Pulled the plug! A third of people have quit using the bath due to high energy costs

A third of people with baths (32%) have stopped using the tub completely due to high energy prices, new research from Uswitch.com, the comparison and switching service, has found.

Nearly half of bath-owners (46%) have reduced the number of baths they take, and one in ten (12%) have swapped washing in hot water to taking cold baths instead. Two in five bath owners (42%) have cut down on the amount of water they fill the tub with.

People are also reducing the time they spend in the shower, with two in five people (44%) cutting down. On average, Brits spend eight minutes in the shower, with men taking seven minutes to wash and women taking nine.

Where possible, a fifth (21%) try to shower at the gym or their workplace to avoid using hot water at home.

People in Newcastle take the longest showers at ten minutes on average, followed by Manchester at 9.8 minutes. The shortest showers are had in Brighton, where people take 6.7 minutes on average.

Edinburgh residents are the UK’s biggest bath-dodgers – with 49% of people ditching the tub due to high energy costs, while only 15% have cut back in Belfast.
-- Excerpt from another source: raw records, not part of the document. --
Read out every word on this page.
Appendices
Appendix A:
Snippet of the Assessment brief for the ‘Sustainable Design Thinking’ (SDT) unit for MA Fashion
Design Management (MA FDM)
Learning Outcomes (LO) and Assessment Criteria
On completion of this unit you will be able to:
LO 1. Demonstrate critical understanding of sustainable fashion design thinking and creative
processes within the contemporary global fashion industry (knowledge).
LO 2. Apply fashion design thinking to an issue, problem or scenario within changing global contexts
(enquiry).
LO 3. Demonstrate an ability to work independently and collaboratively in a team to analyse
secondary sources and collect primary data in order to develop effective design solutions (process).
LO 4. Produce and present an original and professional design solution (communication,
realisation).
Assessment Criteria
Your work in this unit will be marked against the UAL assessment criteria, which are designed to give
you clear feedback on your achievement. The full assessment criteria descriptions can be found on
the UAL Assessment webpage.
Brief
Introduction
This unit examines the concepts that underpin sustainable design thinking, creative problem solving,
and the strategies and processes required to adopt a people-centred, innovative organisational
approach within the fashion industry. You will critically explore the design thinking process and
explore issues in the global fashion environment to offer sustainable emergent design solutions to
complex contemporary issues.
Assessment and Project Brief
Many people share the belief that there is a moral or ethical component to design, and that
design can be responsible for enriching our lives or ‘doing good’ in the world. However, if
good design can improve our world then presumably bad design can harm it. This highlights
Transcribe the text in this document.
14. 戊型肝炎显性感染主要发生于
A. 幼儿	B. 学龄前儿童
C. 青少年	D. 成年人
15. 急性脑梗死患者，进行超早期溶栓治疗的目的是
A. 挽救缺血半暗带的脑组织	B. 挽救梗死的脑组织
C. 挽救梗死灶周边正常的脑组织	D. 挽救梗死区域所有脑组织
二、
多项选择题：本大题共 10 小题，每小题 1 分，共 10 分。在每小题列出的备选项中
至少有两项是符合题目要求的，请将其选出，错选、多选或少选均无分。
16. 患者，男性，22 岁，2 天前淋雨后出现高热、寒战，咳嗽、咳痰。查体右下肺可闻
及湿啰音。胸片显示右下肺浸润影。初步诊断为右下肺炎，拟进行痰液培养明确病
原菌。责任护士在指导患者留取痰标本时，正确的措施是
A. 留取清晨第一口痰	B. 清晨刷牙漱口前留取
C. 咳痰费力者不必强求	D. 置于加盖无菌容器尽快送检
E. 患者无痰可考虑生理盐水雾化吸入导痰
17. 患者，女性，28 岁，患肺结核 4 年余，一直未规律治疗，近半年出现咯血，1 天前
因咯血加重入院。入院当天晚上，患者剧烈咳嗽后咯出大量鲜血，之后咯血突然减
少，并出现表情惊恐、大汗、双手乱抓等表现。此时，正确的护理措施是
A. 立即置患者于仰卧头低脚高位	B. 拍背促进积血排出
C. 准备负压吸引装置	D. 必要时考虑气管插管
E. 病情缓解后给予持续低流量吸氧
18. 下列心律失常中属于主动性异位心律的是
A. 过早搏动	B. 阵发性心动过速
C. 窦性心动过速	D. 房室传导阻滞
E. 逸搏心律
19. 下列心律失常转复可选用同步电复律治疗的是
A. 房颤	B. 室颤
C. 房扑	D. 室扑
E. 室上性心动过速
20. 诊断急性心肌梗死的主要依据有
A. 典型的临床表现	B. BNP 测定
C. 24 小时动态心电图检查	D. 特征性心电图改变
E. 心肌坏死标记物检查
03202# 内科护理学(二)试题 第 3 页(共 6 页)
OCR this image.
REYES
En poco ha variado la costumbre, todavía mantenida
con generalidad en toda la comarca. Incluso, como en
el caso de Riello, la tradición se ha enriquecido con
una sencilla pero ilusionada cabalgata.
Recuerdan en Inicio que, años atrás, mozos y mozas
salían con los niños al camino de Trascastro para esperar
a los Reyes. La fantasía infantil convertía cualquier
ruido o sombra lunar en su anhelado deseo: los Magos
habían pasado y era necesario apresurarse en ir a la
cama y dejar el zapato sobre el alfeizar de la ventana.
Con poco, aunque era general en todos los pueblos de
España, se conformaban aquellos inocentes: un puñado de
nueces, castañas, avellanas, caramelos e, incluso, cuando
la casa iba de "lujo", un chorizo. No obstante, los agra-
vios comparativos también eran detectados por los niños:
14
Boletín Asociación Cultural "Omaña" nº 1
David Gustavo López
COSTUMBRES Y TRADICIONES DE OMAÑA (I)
Down the plughole: Where bath-owners have stopped using the tub and average showering times

City People who have stopped using the bath (%) Average time spent in the shower (mins)
Edinburgh 49% 8.5
Sheffield 37% 8.4
Southampton 35% 8.1
Brighton 34% 6.7
London 33% 9.4
Manchester 33% 9.8
Birmingham 32% 8
Bristol 32% 8.8
Leeds 32% 8.8
Liverpool 31% 6.9
Norwich 31% 7.6
Glasgow 30% 6.8
Nottingham 29% 7.5
Cardiff 26% 7.4
Newcastle 26% 10
Plymouth 23% 6.9
Belfast 15% 6.8

Source: Uswitch.com

Ben Gallizzi, energy expert at Uswitch.com, commented:

“The energy crisis has changed the way we use energy — and a third of bath-owners have pulled the plug on soaking in the tub.

“Baths require a lot more hot water than showers, meaning they’re a more expensive way of washing. Some consumers have continued taking baths during the energy crisis, but have reduced the amount of water they use to cut costs.”